General car care

Polishing pads

Polishing pads are the foam, microfibre, or wool discs that mount on a polisher and carry the compound across the paint surface.

What it means

Pads come in three main material families: foam, microfibre, and wool. Foam pads come in different densities, with stiffer foams cutting harder and softer foams finishing finer; the conventional colour code (orange or yellow for cutting, white or green for polishing, black or blue for finishing) is widely shared across brands but not universal. Microfibre pads have short looped fibres that combine with cutting compounds to produce a more aggressive cut than foam at the same speed, while still leaving a finishable surface. Wool pads (twisted wool or knitted wool) are the most aggressive option and are used with cutting compounds for severe oxidation and deep defect removal, mostly on harder paint systems. Pad selection is what determines actual cut more than compound choice alone, which is why a skilled detailer matches the pad to the panel and the compound rather than running everything through one pad. Pads need cleaning between panels and replacement after several jobs as the foam structure or fibre length flattens.
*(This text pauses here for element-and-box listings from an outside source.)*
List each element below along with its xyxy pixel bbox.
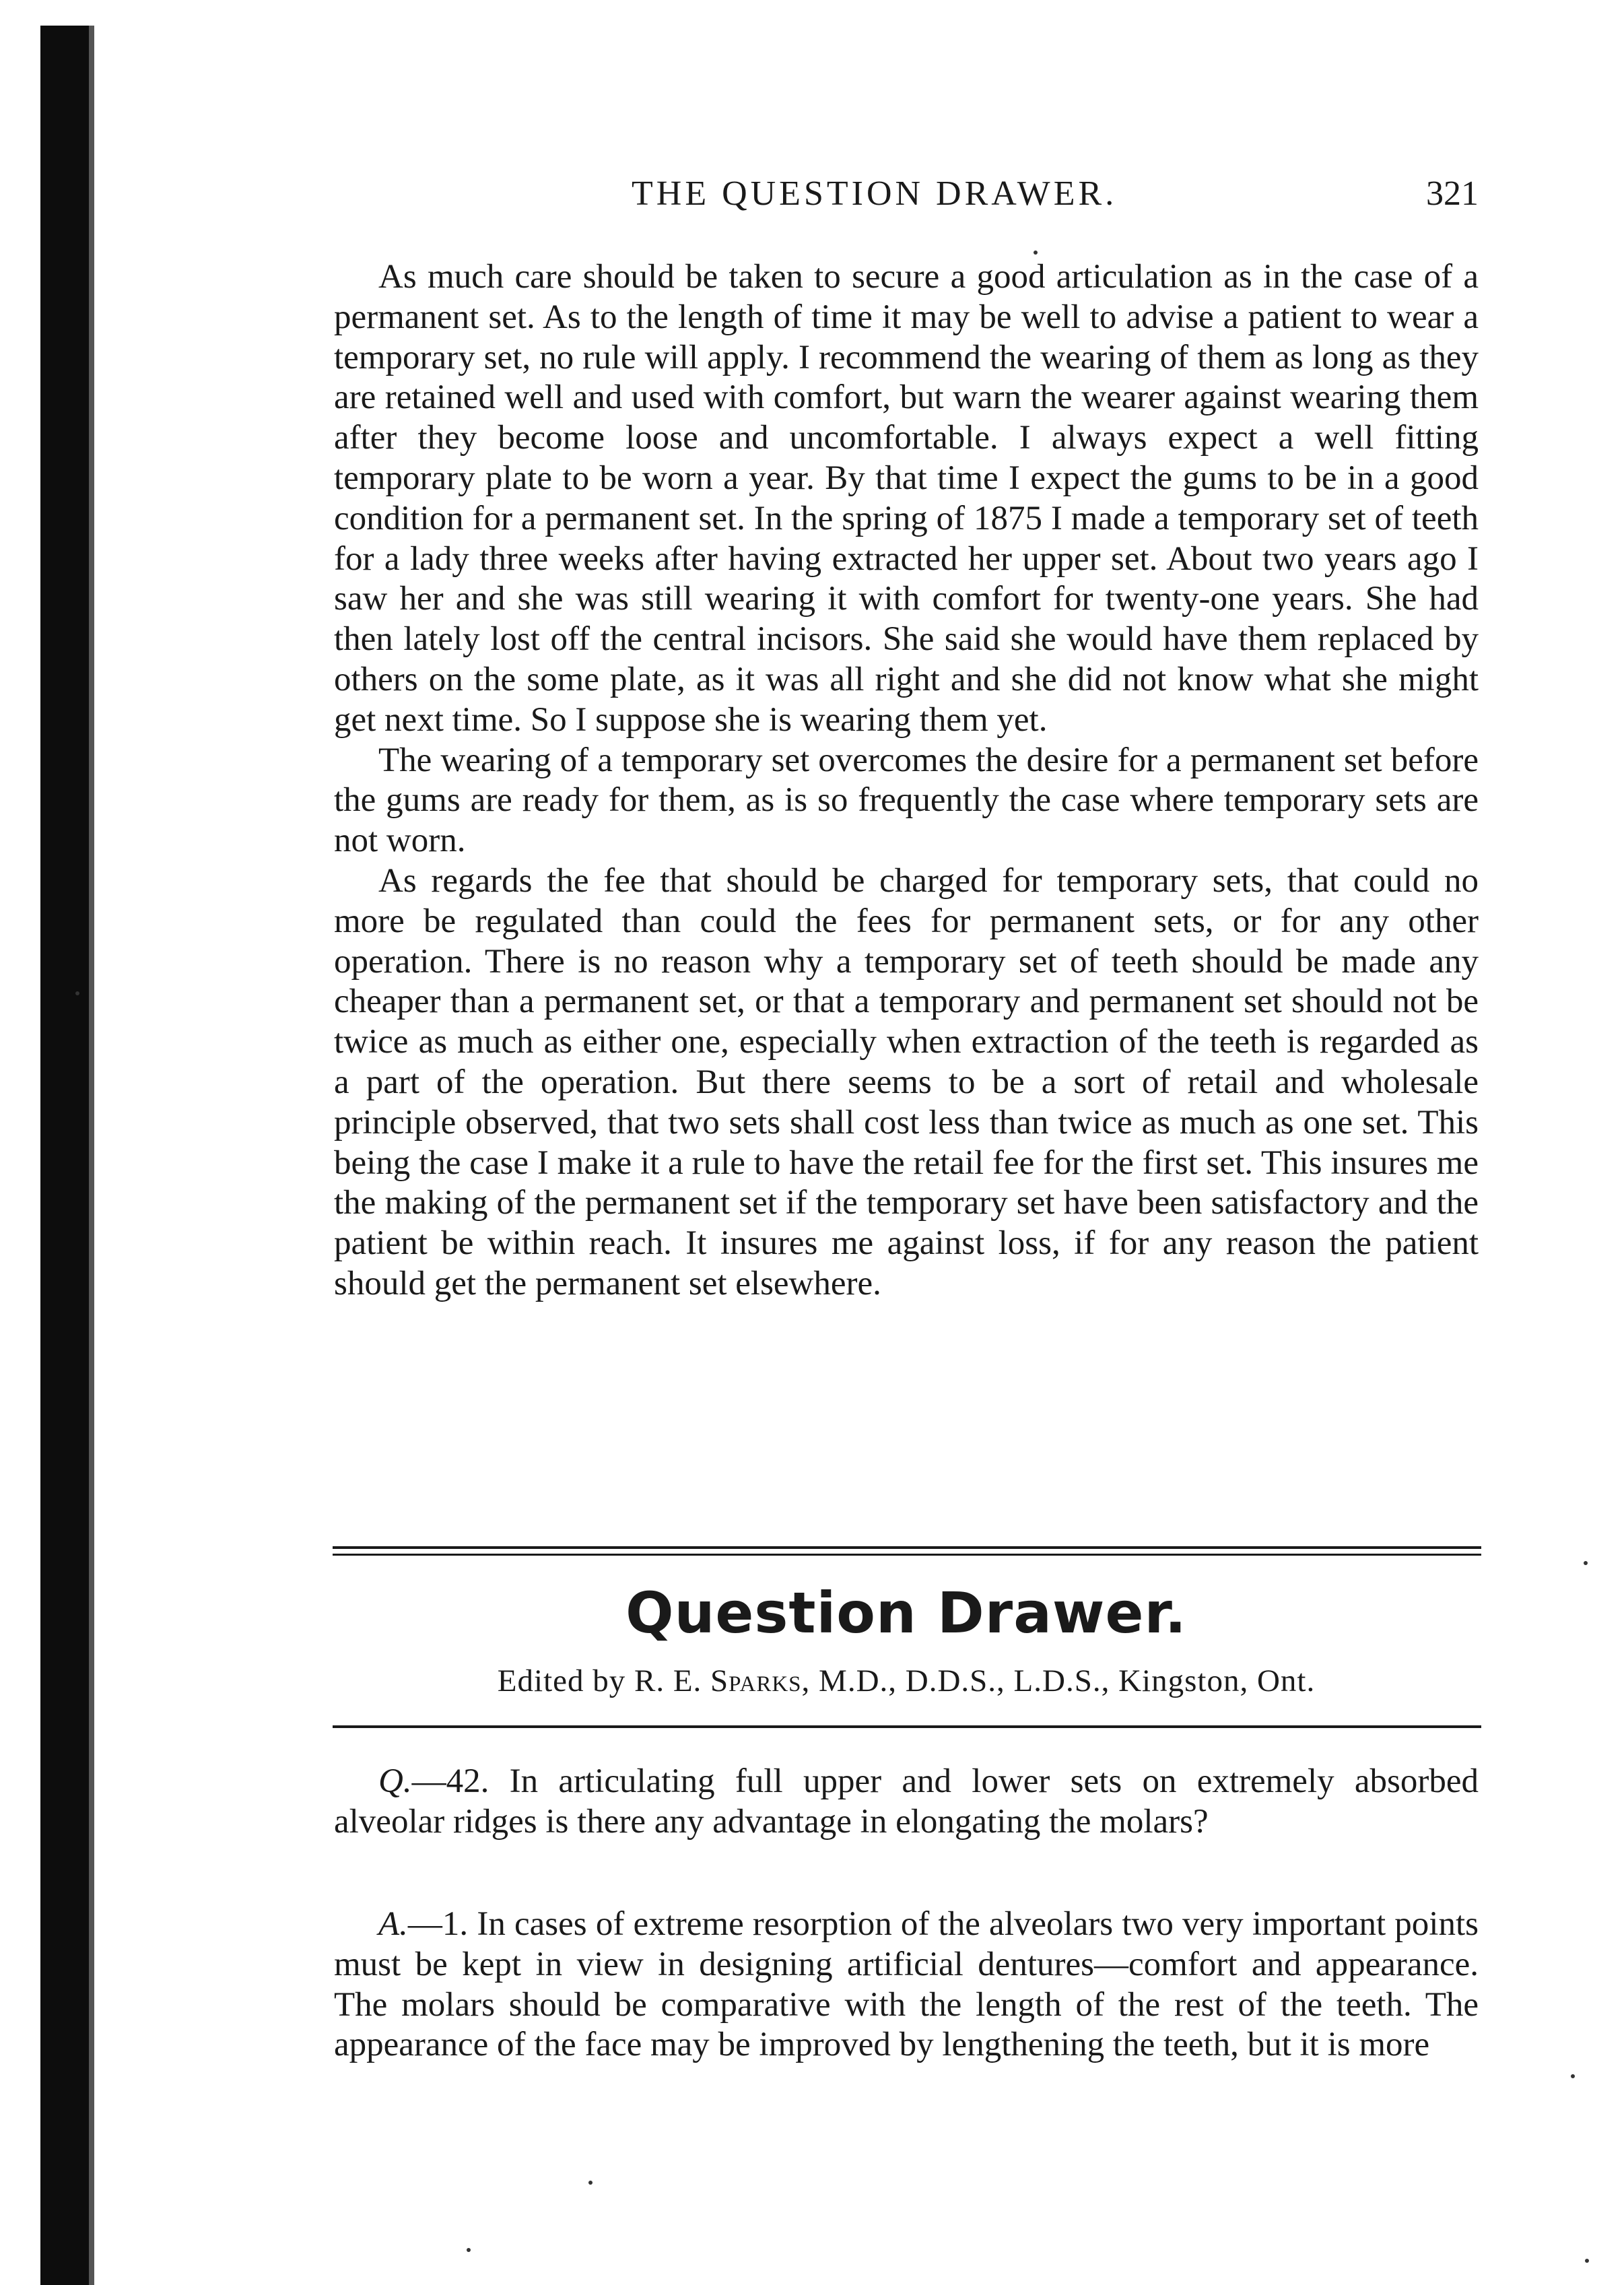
- binding-edge: [40, 26, 89, 2285]
- article-continuation: [334, 257, 1479, 1304]
- editor-credentials: , M.D., D.D.S., L.D.S., Kingston, Ont.: [801, 1663, 1316, 1698]
- editor-credit: [334, 1661, 1479, 1701]
- running-title: THE QUESTION DRAWER.: [632, 174, 1118, 213]
- question-block: [334, 1762, 1479, 1843]
- print-speck: [1585, 2259, 1589, 2263]
- binding-edge-shadow: [89, 26, 94, 2285]
- answer-text: —1. In cases of extreme resorption of the alveolars two very important points must be kept in view in designing artificial dentures—comfort and appearance. The molars should be comparative with the length of the rest of the teeth. The appearance of the face may be improved by lengthening the teeth, but it is more: [334, 1905, 1479, 2064]
- page-number: 321: [1426, 174, 1479, 213]
- section-title: Question Drawer.: [625, 1580, 1187, 1646]
- answer-block: [334, 1905, 1479, 2065]
- running-head: [334, 174, 1479, 221]
- paragraph: The wearing of a temporary set overcomes the desire for a permanent set before the gums are ready for them, as is so frequently the case where temporary sets are not worn.: [334, 741, 1479, 860]
- print-speck: [1034, 251, 1038, 255]
- print-speck: [75, 991, 79, 995]
- editor-prefix: Edited by: [497, 1663, 626, 1698]
- editor-name: R. E. Sparks: [634, 1663, 802, 1698]
- question-text: —42. In articulating full upper and lower sets on extremely absorbed alveolar ridges is there any advantage in elongating the molars?: [334, 1762, 1479, 1841]
- section-divider: [333, 1546, 1481, 1556]
- paragraph: As much care should be taken to secure a good articulation as in the case of a permanent set. As to the length of time it may be well to advise a patient to wear a temporary set, no rule will apply. I recommend the wearing of them as long as they are retained well and used with comfort, but warn the wearer against wearing them after they become loose and uncomfortable. I always expect a well fitting temporary plate to be worn a year. By that time I expect the gums to be in a good condition for a permanent set. In the spring of 1875 I made a temporary set of teeth for a lady three weeks after having extracted her upper set. About two years ago I saw her and she was still wearing it with comfort for twenty-one years. She had then lately lost off the central incisors. She said she would have them replaced by others on the some plate, as it was all right and she did not know what she might get next time. So I suppose she is wearing them yet.: [334, 258, 1479, 739]
- answer-label: A.: [378, 1905, 408, 1943]
- print-speck: [588, 2181, 593, 2185]
- print-speck: [1584, 1561, 1588, 1565]
- editor-rule: [333, 1725, 1481, 1728]
- answer: [334, 1905, 1479, 2065]
- question: [334, 1762, 1479, 1843]
- print-speck: [467, 2248, 471, 2252]
- question-label: Q.: [378, 1762, 412, 1800]
- print-speck: [1571, 2074, 1575, 2078]
- paragraph: As regards the fee that should be charged for temporary sets, that could no more be regulated than could the fees for permanent sets, or for any other operation. There is no reason why a temporary set of teeth should be made any cheaper than a permanent set, or that a temporary and permanent set should not be twice as much as either one, especially when extraction of the teeth is regarded as a part of the operation. But there seems to be a sort of retail and wholesale principle observed, that two sets shall cost less than twice as much as one set. This being the case I make it a rule to have the retail fee for the first set. This insures me the making of the permanent set if the temporary set have been satisfactory and the patient be within reach. It insures me against loss, if for any reason the patient should get the permanent set elsewhere.: [334, 861, 1479, 1302]
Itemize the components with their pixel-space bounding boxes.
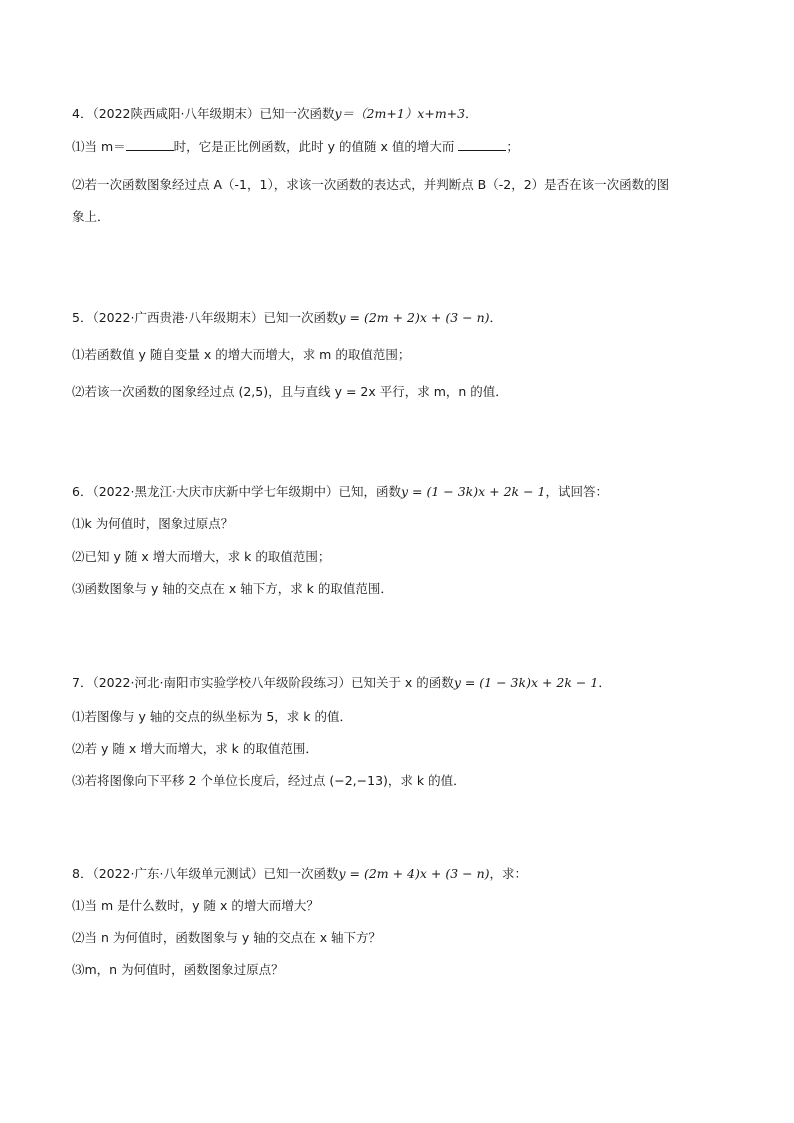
- problem-7-part-2: ⑵若 y 随 x 增大而增大，求 k 的取值范围．: [72, 741, 318, 756]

Why it matters in Singapore

Most owners do not see the pad change happen between stages of a paint correction, but the difference between a workshop with a thoughtful pad library and one with a generic pad collection shows up in the final finish. For ceramic-coated cars in particular, where the prep is the foundation of warranty performance, pad selection is part of the quiet quality story.

How Revol Carz handles this

Revol Carz keeps a graded pad library and matches the pad to the compound and the panel for every paint-correction job. Pads are cleaned between panels and replaced regularly.